Some believe compression will happen even sooner. The first and second quarters of 2022 “absolutely are tight, and we are beginning to see that come to bear also in late quarter three, early quarter four [of 2021],” said VP of the Americas for American Express Meetings & Events Linda McNairy. “It’s starting to show signs, because the acceleration of demand is causing both the rebooking of meetings that were put on the shelf during the Covid period as well as [the] meetings canceled completely. But now people are returning to meetings, and the intersection of all that is driving this compression.”
McNairy added that even though some larger meetings are happening, meetings taking place generally are smaller because of the space requirements of Covid-related precautions and increased social distancing. “The ability to use space in a tricky fashion and flip a room for this or that is more difficult in this timeframe,” she said.

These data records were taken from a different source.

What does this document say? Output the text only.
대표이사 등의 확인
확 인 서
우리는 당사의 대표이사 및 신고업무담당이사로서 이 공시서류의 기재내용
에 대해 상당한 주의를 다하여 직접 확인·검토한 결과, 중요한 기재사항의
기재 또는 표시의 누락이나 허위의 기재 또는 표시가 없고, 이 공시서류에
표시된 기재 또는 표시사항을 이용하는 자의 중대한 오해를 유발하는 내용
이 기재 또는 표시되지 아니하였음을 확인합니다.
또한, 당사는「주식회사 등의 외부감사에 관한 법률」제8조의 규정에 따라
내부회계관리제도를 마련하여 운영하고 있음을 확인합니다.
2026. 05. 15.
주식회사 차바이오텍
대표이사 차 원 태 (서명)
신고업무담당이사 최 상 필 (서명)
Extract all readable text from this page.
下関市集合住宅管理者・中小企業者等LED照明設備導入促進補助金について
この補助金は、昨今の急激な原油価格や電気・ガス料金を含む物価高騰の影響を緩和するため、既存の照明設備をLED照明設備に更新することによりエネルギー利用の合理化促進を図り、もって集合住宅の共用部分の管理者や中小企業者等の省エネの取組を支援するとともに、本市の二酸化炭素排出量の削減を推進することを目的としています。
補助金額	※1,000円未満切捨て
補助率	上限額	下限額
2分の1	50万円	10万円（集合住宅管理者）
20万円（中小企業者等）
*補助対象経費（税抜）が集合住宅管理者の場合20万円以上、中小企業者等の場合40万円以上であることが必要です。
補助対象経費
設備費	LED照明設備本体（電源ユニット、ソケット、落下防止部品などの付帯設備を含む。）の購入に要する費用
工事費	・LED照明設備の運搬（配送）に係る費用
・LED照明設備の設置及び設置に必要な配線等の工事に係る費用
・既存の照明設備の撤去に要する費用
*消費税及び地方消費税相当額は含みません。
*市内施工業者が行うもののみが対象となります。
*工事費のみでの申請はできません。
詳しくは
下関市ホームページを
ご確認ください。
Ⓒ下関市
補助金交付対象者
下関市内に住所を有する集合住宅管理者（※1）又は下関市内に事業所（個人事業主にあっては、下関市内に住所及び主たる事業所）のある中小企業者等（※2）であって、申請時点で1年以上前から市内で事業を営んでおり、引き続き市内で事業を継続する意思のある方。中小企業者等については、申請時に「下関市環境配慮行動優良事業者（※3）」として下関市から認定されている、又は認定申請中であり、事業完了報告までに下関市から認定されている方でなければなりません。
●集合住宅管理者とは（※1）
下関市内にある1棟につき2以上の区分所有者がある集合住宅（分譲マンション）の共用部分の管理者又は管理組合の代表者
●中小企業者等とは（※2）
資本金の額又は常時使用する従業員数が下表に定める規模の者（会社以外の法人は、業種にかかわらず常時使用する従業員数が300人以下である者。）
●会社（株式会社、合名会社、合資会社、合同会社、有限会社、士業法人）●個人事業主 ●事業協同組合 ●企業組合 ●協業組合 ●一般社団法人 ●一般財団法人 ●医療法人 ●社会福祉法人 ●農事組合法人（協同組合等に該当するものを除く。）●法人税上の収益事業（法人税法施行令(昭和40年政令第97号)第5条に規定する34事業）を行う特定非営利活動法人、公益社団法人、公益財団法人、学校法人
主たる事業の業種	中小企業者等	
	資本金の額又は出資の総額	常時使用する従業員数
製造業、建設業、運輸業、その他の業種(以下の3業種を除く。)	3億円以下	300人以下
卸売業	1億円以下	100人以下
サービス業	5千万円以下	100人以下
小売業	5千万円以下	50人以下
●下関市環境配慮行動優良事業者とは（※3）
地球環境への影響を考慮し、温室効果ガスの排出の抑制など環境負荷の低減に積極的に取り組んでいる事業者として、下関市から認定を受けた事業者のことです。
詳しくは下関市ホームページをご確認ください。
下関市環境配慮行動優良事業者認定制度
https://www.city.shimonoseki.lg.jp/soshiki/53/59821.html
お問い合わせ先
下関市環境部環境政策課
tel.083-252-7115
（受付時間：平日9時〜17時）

While planners continue to source fewer meetings for the summer and early fall compared with pre-pandemic levels, “it’s a lot better environment for meeting in August, September, October than three months ago,” said Cvent senior director of analytics Jeffrey Emenecker. “Planners are getting more comfortable having meetings late summer and into fall. It will be for smaller meetings, 100 people or less, but they are saying we can meet this year, we don’t have to wait until next year.”
Data and Rates
Cvent also has seen an increase in sourcing activity for the first quarter of 2021, more than would be typical during this timeframe, Emenecker added, based on data he collected in mid-June. “It’s hard for us to tease out how much is meeting space intensive, … but [the sourcing] is about 3 to 4 percentage points higher than is typical. There is more demand going forward for that period. That is an indicator.”